Ultimately, though, people line up to see M3GAN to see the doll, and the doll delivers. The first M3GAN proved magnetic from the strength of its character work, which reupholsters the absurdity of Child’s Play for a generation that grew up with Mean Girls DVDs on their shelves. For what it’s worth, the sequel is largely able to retain what made watching that viral-dancing toy so fun in the first place. A genre shift from horror to action-comedy means M3GAN’s kills are fewer and farther between, but her wit remains sharp as a butcher knife. Johnstone’s strongest writing comes via M3GAN’s dialogue, which consistently scores the movie’s biggest laughs, whether she’s serenading Gemma with a Kate Bush song or calling her boyfriend a virtue-signaling snowflake (M3GAN is, after all, a product of machine learning). One great character design isn’t quite enough to save a movie, but M3GAN’s return to form is a nice consolation for crowds with the fortitude to show up to a January slasher’s summertime sequel.

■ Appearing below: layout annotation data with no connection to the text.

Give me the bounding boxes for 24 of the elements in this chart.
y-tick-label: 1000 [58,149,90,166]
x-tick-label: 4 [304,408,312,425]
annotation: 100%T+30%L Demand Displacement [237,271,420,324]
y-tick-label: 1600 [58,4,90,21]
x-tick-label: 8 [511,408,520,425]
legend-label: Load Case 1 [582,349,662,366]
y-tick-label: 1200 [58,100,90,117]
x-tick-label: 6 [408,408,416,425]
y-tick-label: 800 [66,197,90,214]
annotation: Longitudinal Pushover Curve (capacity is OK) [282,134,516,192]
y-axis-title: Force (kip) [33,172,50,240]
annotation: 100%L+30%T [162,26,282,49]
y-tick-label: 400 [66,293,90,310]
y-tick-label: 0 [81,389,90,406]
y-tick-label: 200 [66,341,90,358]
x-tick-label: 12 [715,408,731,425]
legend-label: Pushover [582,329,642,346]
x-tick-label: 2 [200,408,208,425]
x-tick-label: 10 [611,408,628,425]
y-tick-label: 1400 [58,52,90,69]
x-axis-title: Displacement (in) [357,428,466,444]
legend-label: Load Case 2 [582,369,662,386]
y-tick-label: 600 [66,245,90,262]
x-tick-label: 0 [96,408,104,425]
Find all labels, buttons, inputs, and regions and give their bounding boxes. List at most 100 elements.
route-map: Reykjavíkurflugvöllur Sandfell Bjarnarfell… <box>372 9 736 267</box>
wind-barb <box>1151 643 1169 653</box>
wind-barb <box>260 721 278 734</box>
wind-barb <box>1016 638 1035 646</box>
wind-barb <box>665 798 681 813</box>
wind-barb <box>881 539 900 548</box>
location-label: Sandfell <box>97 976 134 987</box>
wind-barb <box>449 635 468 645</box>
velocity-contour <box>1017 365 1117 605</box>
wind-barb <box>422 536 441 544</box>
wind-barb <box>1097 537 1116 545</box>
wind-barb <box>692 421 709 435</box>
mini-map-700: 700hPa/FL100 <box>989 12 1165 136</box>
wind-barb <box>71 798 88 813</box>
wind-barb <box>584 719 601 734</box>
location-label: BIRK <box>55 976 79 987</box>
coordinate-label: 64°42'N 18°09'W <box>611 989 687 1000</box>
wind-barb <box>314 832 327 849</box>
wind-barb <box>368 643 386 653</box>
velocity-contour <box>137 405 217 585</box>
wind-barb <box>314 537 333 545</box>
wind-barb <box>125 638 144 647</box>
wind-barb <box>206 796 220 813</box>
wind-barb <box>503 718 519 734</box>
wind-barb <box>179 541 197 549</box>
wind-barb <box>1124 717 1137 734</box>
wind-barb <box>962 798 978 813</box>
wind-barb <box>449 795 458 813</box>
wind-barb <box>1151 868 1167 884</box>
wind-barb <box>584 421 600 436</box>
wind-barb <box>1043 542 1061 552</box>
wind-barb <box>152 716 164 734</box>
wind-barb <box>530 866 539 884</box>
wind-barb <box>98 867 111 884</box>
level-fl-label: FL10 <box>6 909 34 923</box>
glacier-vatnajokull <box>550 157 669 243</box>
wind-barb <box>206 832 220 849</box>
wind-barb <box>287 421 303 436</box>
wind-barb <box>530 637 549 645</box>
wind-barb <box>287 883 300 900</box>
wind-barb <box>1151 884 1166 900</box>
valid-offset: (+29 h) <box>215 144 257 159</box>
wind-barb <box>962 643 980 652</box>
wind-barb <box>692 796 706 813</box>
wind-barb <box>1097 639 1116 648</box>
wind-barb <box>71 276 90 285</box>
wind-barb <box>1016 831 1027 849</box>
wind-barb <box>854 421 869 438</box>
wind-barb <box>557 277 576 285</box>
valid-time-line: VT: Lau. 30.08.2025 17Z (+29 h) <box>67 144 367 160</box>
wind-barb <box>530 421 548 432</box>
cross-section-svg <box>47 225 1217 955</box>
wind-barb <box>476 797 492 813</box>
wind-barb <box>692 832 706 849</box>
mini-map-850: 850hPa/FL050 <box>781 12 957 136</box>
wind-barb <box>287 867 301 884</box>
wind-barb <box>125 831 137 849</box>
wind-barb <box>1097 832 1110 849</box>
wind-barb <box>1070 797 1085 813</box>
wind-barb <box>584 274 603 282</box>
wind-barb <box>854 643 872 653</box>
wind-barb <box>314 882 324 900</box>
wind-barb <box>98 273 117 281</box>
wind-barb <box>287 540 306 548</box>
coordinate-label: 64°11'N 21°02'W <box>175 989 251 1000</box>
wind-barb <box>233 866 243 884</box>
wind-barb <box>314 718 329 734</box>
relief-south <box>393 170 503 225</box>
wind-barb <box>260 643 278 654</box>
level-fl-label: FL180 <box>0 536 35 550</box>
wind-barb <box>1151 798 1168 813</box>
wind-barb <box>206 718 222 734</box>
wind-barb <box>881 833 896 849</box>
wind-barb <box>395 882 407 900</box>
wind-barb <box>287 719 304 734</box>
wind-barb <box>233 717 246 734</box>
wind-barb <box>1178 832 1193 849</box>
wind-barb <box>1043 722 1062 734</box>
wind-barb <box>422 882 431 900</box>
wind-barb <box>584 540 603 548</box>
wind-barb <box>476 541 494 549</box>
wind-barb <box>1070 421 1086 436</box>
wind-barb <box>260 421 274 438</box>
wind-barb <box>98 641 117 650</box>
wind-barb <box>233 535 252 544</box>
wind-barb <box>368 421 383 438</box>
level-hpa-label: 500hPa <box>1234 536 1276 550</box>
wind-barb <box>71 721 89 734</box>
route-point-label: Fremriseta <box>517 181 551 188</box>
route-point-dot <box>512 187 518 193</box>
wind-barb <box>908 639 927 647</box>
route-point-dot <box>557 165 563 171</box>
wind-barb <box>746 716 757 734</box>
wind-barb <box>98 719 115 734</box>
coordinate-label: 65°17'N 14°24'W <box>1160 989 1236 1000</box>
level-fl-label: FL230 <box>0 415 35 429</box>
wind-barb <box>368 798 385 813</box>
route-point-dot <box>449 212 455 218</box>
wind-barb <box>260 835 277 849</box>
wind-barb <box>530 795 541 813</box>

But perhaps most relevant to any assessment of M3GAN 2.0 is the fact that artificial intelligence has witnessed a commercial explosion in the time between the original and its sequel. While predecessors of the M3GAN franchise saw robot armies and cyborg overlords in the tea leaves, AI has instead crept in as a watering down of the human experience — art and work life, social media and customer service, healthcare and insurance claims, all polluted with a touch of gray that replaces connection with a nauseous loneliness. For all its missteps, M3GAN 2.0 does at least manage to capture the essence of what AI has done with pop culture — a tired dilution of its own spark.
DIRECTOR: Gerald Johnstone; CAST: Allison Williams, Violet McGraw, Brian Jordan Alvarez Amie Donald, Jenna Davis; DISTRIBUTOR: Universal Pictures; IN THEATERS: June 27; RUNTIME: 1 hr. 59 min.